3.7. Enzymatic Hydrolysis of Hydrothermally Pre-Treated Barley Straw

Pre-treated barley straw was cut to allow its passage through a sieve with an aperture of 2 mm (Endecotts, London, England). Enzymatic hydrolysis reactions on the pretreated barley straw were carried out in the same buffer as for Avicel hydrolysis, and reactions were run at pH 4.8, 50 °C [39]. The substrate concentration was 5% (w/v) and the enzyme dose was made up of 8 FPU/g-substrate Celluclast 1.5 L as well as 13 or 26 CBU/g-substrate BG. The diameter of the IMBG beads was around 4–5 mm. The dosage of IMBG was calculated based on that 63% activity remained after cross-linking (Figure 1); the IMBG dosage was 26 CBU/g-substrate. Flasks were incubated in a 50 °C water bath with shaking. Samples were removed from reactions at different time intervals during 72 h of hydrolysis for subsequent glucose analysis. Glucose yields were calculated according to Equation (2).
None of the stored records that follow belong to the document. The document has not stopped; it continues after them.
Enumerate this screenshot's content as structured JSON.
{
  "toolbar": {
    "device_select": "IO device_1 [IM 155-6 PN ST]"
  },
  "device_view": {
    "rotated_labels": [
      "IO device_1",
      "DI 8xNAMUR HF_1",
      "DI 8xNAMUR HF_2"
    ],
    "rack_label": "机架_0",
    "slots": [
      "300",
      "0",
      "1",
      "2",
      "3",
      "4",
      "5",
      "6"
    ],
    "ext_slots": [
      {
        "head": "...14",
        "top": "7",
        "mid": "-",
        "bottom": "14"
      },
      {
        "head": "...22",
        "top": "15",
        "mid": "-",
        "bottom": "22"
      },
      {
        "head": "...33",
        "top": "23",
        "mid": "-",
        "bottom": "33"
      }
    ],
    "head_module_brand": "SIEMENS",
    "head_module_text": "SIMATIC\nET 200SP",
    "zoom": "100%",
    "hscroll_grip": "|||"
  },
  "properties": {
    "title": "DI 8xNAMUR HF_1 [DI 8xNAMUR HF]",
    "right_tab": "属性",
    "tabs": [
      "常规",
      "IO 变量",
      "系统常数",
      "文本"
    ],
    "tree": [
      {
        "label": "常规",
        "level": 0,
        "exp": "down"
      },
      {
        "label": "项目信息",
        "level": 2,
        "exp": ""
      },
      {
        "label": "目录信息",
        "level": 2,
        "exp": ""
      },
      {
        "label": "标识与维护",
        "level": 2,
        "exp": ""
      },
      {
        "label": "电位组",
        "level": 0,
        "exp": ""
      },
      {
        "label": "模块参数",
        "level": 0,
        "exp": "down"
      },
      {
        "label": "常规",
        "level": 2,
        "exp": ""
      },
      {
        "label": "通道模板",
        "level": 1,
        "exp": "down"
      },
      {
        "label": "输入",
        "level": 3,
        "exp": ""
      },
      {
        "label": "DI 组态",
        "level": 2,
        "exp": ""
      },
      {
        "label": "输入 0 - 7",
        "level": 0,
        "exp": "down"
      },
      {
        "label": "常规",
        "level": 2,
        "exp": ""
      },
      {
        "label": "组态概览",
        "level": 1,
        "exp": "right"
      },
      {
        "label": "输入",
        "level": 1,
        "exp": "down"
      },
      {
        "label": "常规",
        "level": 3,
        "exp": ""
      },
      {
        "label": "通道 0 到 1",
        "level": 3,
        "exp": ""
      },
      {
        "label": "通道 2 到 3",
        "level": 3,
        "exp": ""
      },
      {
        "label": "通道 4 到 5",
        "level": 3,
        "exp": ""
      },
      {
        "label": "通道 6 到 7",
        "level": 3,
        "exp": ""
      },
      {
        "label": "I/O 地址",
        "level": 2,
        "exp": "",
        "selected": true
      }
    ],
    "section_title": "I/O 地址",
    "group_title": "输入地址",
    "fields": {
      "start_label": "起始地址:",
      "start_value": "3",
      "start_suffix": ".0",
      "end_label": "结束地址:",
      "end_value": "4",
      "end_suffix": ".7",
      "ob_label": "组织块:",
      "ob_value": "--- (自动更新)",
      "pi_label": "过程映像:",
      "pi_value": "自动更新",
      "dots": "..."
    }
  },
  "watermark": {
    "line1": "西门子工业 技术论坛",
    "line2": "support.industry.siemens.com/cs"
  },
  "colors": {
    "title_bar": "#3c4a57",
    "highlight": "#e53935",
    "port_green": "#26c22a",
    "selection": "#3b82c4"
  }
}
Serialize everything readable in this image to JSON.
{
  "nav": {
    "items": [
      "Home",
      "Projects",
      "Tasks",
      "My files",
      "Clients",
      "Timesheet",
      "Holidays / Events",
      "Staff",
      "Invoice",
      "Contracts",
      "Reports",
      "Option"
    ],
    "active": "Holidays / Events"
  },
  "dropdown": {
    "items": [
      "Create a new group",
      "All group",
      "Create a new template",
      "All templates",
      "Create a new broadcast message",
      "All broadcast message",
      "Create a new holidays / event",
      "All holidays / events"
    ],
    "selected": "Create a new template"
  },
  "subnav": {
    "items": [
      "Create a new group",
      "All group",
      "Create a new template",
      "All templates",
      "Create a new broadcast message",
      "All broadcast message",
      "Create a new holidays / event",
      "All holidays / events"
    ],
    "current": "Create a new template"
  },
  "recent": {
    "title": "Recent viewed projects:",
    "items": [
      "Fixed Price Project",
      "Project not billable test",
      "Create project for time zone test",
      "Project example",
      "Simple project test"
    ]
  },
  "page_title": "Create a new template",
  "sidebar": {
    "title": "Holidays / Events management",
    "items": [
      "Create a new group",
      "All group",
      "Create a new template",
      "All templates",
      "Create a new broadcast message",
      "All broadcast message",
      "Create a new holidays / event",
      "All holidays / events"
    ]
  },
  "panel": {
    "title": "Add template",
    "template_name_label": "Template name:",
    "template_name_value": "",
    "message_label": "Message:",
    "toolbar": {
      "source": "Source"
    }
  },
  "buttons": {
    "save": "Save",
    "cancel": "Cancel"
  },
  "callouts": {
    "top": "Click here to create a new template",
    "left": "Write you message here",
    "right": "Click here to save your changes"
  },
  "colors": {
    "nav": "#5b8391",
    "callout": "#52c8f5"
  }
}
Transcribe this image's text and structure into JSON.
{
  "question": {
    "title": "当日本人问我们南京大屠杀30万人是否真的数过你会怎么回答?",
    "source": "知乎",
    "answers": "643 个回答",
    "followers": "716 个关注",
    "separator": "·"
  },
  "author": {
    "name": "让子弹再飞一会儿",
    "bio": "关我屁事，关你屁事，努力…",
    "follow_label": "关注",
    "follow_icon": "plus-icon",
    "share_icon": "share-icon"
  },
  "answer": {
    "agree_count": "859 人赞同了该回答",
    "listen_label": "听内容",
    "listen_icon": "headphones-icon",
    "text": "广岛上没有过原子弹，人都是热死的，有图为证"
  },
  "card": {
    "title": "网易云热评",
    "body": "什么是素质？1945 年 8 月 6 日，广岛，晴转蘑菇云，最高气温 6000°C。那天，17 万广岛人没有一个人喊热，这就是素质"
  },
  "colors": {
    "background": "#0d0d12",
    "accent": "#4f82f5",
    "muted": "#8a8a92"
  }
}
Enzymatic hydrolysis reactions were run in two replications, and glucose analyses were done in duplicate. The data reported are given as averages ± s.d (calculated from the four data points for each).
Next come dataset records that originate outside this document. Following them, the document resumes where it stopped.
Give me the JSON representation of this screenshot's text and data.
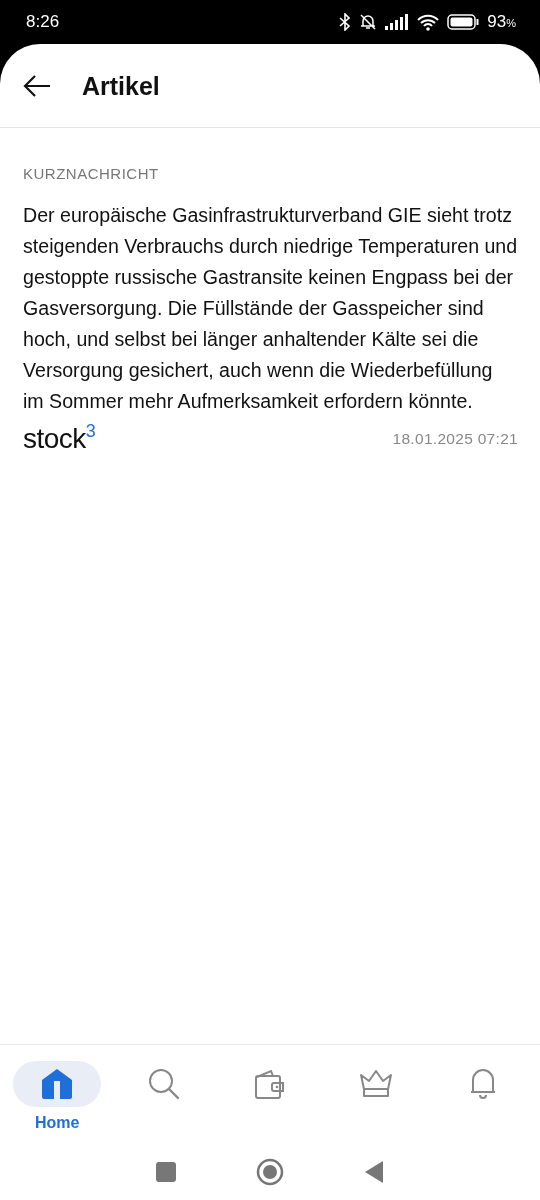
{
  "status_bar": {
    "time": "8:26",
    "battery": "93",
    "battery_unit": "%"
  },
  "header": {
    "title": "Artikel"
  },
  "article": {
    "category": "KURZNACHRICHT",
    "body": "Der europäische Gasinfrastrukturverband GIE sieht trotz steigenden Verbrauchs durch niedrige Temperaturen und gestoppte russische Gastransite keinen Engpass bei der Gasversorgung. Die Füllstände der Gasspeicher sind hoch, und selbst bei länger anhaltender Kälte sei die Versorgung gesichert, auch wenn die Wiederbefüllung im Sommer mehr Aufmerksamkeit erfordern könnte.",
    "source": "stock$^{3}$",
    "date": "18.01.2025 07:21"
  },
  "bottom_nav": [
    {
      "kind": "home",
      "label": "Home",
      "selected": true
    },
    {
      "kind": "search",
      "selected": false
    },
    {
      "kind": "wallet",
      "selected": false
    },
    {
      "kind": "crown",
      "selected": false
    },
    {
      "kind": "bell",
      "selected": false
    }
  ]
}
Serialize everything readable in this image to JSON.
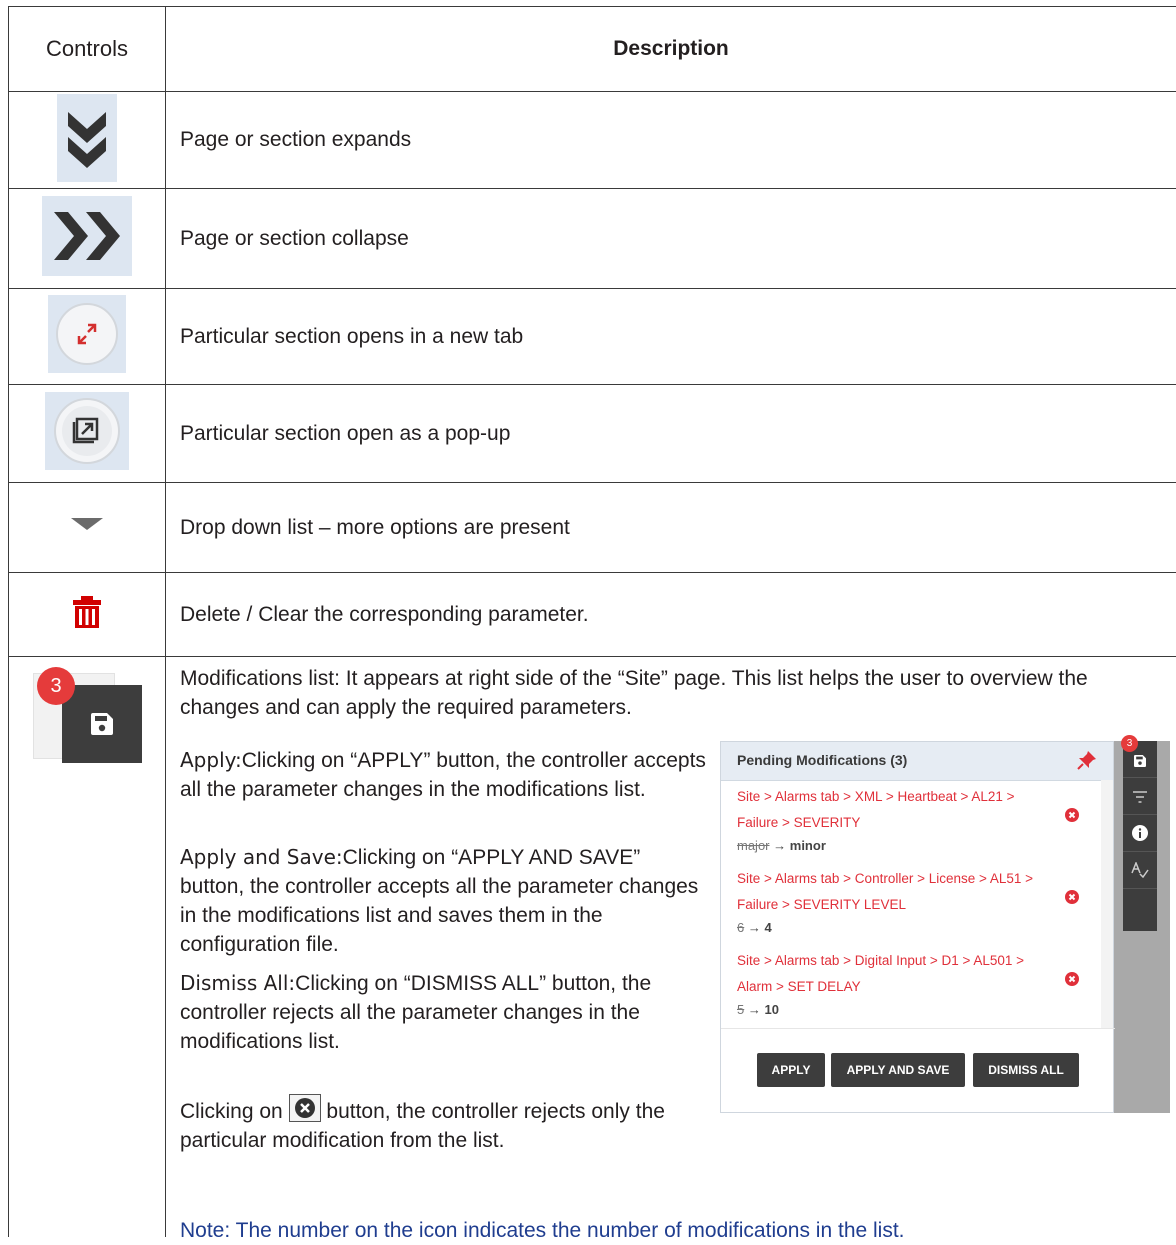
{
  "table": {
    "header_controls": "Controls",
    "header_description": "Description"
  },
  "rows": [
    {
      "icon": "double-chevron-down-icon",
      "description": "Page or section expands"
    },
    {
      "icon": "double-chevron-right-icon",
      "description": "Page or section collapse"
    },
    {
      "icon": "open-new-tab-icon",
      "description": "Particular section opens in a new tab"
    },
    {
      "icon": "open-popup-icon",
      "description": "Particular section open as a pop-up"
    },
    {
      "icon": "dropdown-triangle-icon",
      "description": "Drop down list – more options are present"
    },
    {
      "icon": "trash-icon",
      "description": "Delete / Clear the corresponding parameter."
    }
  ],
  "modifications": {
    "icon": "save-icon",
    "badge_count": "3",
    "intro_bold": "Modifications list",
    "intro_text": ": It appears at right side of the “Site” page. This list helps the user to overview the changes and can apply the required parameters.",
    "apply_label": "Apply:",
    "apply_text": "Clicking on “APPLY” button, the controller accepts all the parameter changes in the modifications list.",
    "apply_save_label": "Apply and Save:",
    "apply_save_text": "Clicking on “APPLY AND SAVE” button, the controller accepts all the parameter changes in the modifications list and saves them in the configuration file.",
    "dismiss_label": "Dismiss All:",
    "dismiss_text": "Clicking on “DISMISS ALL” button, the controller rejects all the parameter changes in the modifications list.",
    "clicking_prefix": "Clicking on",
    "clicking_suffix": "button, the controller rejects only the particular modification from the list.",
    "note": "Note: The number on the icon indicates the number of modifications in the list."
  },
  "pending_panel": {
    "title": "Pending Modifications (3)",
    "rail_badge": "3",
    "items": [
      {
        "path_line1": "Site > Alarms tab > XML > Heartbeat > AL21 >",
        "path_line2": "Failure > SEVERITY",
        "old": "major",
        "arrow": "→",
        "new": "minor"
      },
      {
        "path_line1": "Site > Alarms tab > Controller > License > AL51 >",
        "path_line2": "Failure > SEVERITY LEVEL",
        "old": "6",
        "arrow": "→",
        "new": "4"
      },
      {
        "path_line1": "Site > Alarms tab > Digital Input > D1 > AL501 >",
        "path_line2": "Alarm > SET DELAY",
        "old": "5",
        "arrow": "→",
        "new": "10"
      }
    ],
    "buttons": [
      "APPLY",
      "APPLY AND SAVE",
      "DISMISS ALL"
    ]
  },
  "colors": {
    "note_blue": "#1f3d8f",
    "badge_red": "#e53b3b",
    "path_red": "#e0303a",
    "icon_dark": "#3d3d3d"
  }
}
3.8. Visualization of Enzyme Distribution in Calcium Alginate by Confocal Laser Scanning Microscopy

Fluorescein-5-EX, succinimidyl ester was dissolved in DMSO to 10 mg/mL according to manufacturer’s instruction. Thin slices of IMBG were placed in 100 mM EPPS with 20 mM CaCl₂, pH 8. Fluorescein was then added to the mixture, and the samples were incubated for 1.5 h at 25 °C. At the end of this interval, un-conjugated fluorescein was removed from the IMBG samples through repeated washings (5 times) using sodium acetate buffer. Microscopic observations and image acquisitions were performed on an LSM 510 confocal laser scanning microscope (CLSM) (Carl Zeiss, Jena, Germany) equipped with detectors and filter sets for monitoring fluorescence (500–550 nm). Images were obtained using a 63X/0.95W objective. Images were processed using Imaris software (Bitplane AG, Zürich, Switzerland).

4. Conclusions

Glutaraldehyde treated BG aggregates were successfully entrapped in 3.75% calcium alginate. Overall, in this way, 60% of BG residual activity could be recovered in the calcium alginate particles. The glutaraldehyde-cross linked, immobilized BG enzyme retained full activity during 20 times of re-use in extended enzymatic cellulose hydrolysis reactions of 48 h each. The performance of IMBG on lignocellulose hydrolysis was comparable to that of adding free enzyme at a corresponding dosage. BG aggregates in the matrix were visualized by CLSM. The CLSM images indicated that the glutaraldehyde cross-linking produced denser, immobilized BG aggregates than those without cross-linking and that the BG aggregates were evenly distributed in the calcium alginate matrix. In conclusion, the dosing of BG can be reduced significantly by this re-use, because of its high stability. However, application of BGs in the bioethanol industry, particularly for hydrolysis reactions at higher substrate concentrations, need to be investigated and improved in the future.